ÁLBUM DE FAMÍLIA


Entre um retrato e outro, num álbum de família, somos convidados ao mergulho na intimidade. Em palavras escritas, rostos recortados, mechas de cabelo e registros de almoços de domingo, presentificamos as dores e belezas que compõem a vida privada. Nos descobrimos, assim como nos perdemos, com o repetir das páginas e das cenas. A objetiva, que captura com o passar dos anos os aniversários, casamentos e funerais, foca sobretudo no vínculo que conecta essas pessoas. É seguindo esse espírito, que o CINUSP apresenta durante 14 de junho e 11 de julho a mostra ÁLBUM DE FAMÍLIA, que traz, em suas páginas levemente amareladas, filmes feitos por realizadores sobre os membros de suas próprias famílias - mães, pais, avós, tios, irmãos e filhos, evocados dentro das mais complexas relações, para serem eternizados no museu audiovisual de suas histórias pessoais. Com uma programação que contará com bate-papos, debate e o nosso já tradicional podcast, convidamos o público a folhear esse rico acervo de vivências e afetos. 

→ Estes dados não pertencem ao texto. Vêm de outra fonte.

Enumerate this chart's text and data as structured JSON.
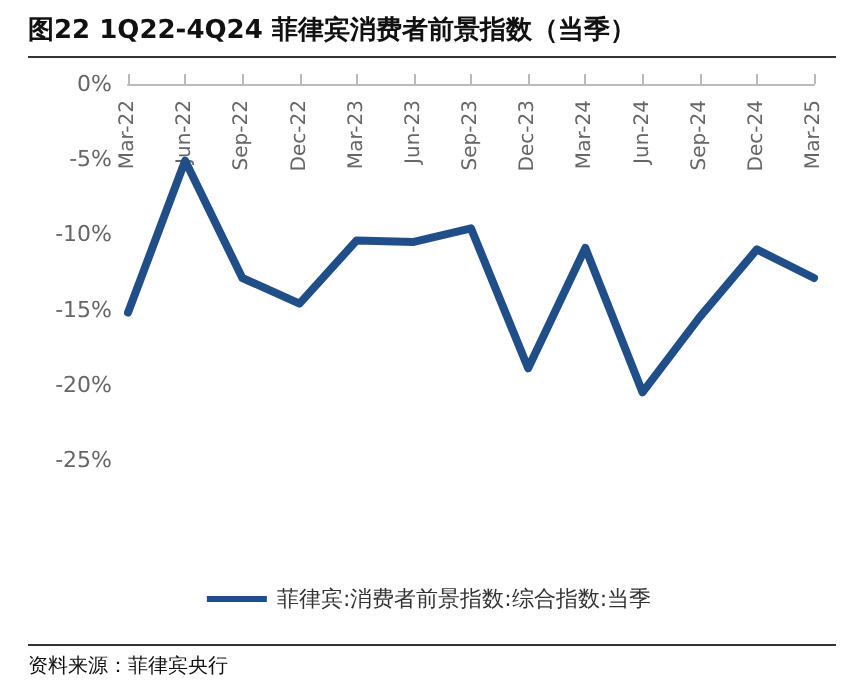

Os filmes fixados em nosso álbum expõem os laços familiares em suas diversas formas - do nascimento à morte, do amor ao trauma, da distância à proximidade, da presença à falta. Ao encontramos as singularidades de cada casa, somos lembrados paradoxalmente de como certas experiências nos são comuns. Interrogar as próprias origens na frente e atrás da câmera é um mergulho corajoso em contradições e sentimentos muitas vezes esquecidos, utilizando o cinema enquanto meio para expandir nossas percepções acerca desses vínculos que nos fundam. 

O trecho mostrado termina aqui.